Ces cotisations couvrent l’assurance maladie, la retraite, mais n’ouvrent pas de droits au chômage pour l’activité indépendante elle-même.
Bon à savoir : la limite de cumul à 60% depuis avril 2025
Depuis avril 2025, le cumul entre allocations chômage et activité d’auto-entrepreneur est plafonné à 60% des droits restants. Cette réforme encourage un retour plus rapide vers une activité autonome tout en maintenant un filet de sécurité pendant le lancement de l’entreprise.
Le statut d’auto‑entrepreneur et le chômage sont compatibles, à condition de respecter les obligations déclaratives et de comprendre le calcul des droits. En consultant vos droits, en déclarant chaque mois votre chiffre d’affaires et en choisissant entre ARE, ARCE, vous pouvez sécuriser votre activité afin de développer sereinement votre entreprise. Pour aller plus loin dans votre parcours d’indépendant, un conseiller France Travail peut vous aider à ajuster au mieux votre protection sociale.
Les 3 points clés à retenir
- Le cumul auto‑entrepreneur avec l’ARE reste possible. L’ARE est versée en totalité si le chiffre d’affaires est nul, puis réduite lorsqu’un revenu est déclaré.
- L’ARCE permet de percevoir 60% de ses droits au chômage en capital (50% à la création, 50% après 6 mois), mais ce choix est définitif et incompatible avec l’ARE mensuelle.
- L’ATI verse un montant d’environ 800 € par mois pendant 6 mois en cas de cessation involontaire d’activité après 2 ans minimum d’entreprise.
FAQ
Puis-je créer une micro-entreprise tout en percevant le chômage ?
Oui, vous pouvez créer votre micro-entreprise tout en percevant l’ARE, à condition d’avoir ouvert des droits suite à une perte d’emploi involontaire.

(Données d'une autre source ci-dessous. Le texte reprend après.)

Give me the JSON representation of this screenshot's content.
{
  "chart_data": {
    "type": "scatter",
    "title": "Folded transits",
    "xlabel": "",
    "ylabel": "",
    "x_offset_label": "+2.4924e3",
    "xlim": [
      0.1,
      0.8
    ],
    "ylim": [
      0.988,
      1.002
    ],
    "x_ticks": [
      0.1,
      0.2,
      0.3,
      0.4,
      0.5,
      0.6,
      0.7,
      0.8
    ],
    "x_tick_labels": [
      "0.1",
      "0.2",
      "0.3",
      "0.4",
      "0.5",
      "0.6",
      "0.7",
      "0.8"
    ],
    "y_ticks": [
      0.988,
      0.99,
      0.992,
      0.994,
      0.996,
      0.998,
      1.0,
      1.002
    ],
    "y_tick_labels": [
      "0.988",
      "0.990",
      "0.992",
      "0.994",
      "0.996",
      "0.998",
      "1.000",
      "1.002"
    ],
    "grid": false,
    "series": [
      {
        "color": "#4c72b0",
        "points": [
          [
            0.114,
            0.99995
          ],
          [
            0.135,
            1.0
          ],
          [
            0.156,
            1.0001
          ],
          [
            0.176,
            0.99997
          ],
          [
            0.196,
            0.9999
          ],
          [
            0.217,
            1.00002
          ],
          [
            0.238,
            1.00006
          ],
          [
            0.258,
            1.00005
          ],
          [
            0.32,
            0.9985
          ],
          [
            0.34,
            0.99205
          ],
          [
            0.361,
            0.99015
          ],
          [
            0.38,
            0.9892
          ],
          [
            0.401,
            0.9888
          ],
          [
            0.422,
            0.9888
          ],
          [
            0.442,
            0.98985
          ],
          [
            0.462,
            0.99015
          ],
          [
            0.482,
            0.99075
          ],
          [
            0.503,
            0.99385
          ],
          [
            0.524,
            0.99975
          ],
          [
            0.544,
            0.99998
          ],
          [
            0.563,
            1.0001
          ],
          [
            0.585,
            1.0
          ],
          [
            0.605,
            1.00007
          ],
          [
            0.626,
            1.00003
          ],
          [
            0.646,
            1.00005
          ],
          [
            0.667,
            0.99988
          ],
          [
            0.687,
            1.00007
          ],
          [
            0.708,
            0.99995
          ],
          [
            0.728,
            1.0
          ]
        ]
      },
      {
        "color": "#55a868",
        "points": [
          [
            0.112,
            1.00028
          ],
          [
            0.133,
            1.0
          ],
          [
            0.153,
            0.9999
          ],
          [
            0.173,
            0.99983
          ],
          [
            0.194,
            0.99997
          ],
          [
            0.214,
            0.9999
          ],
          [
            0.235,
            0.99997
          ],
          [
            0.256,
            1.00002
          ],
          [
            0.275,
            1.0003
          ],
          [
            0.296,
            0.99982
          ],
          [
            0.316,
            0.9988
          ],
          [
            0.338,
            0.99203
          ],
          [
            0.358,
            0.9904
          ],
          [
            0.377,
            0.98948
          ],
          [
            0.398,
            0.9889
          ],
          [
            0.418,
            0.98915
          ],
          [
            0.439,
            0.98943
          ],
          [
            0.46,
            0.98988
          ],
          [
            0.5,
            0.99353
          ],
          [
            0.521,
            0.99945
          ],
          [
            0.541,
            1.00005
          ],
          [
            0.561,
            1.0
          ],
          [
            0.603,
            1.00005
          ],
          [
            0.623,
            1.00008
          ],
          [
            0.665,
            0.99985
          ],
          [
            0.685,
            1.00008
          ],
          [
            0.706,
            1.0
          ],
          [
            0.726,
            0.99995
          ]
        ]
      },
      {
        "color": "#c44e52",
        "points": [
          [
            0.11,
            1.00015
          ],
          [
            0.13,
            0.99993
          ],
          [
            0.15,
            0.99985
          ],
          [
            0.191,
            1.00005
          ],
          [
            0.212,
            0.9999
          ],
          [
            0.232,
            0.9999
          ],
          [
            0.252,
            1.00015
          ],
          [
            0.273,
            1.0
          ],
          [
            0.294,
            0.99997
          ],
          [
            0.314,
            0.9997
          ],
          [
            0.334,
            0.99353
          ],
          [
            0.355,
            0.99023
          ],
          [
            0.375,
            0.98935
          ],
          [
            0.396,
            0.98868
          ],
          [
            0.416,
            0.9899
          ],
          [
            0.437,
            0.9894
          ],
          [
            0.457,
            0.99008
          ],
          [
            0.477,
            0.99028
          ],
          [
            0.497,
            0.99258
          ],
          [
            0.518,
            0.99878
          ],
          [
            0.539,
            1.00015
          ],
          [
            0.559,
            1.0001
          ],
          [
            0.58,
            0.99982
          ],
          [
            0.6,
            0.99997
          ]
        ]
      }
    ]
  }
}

Vous devez actualiser votre situation chaque mois en déclarant votre chiffre d’affaires à France Travail et à l’Urssaf.
Que se passe-t-il si je cesse mon activité d’auto-entrepreneur ?
Si vous cessez votre activité, vos droits ARE restants peuvent être réactivés dans la limite de 3 ans après leur ouverture. Vous pouvez aussi demander l’ATI si l’arrêt est involontaire et que vous justifiez d’au moins 2 ans d’activité et de 10 000 € de revenus annuels.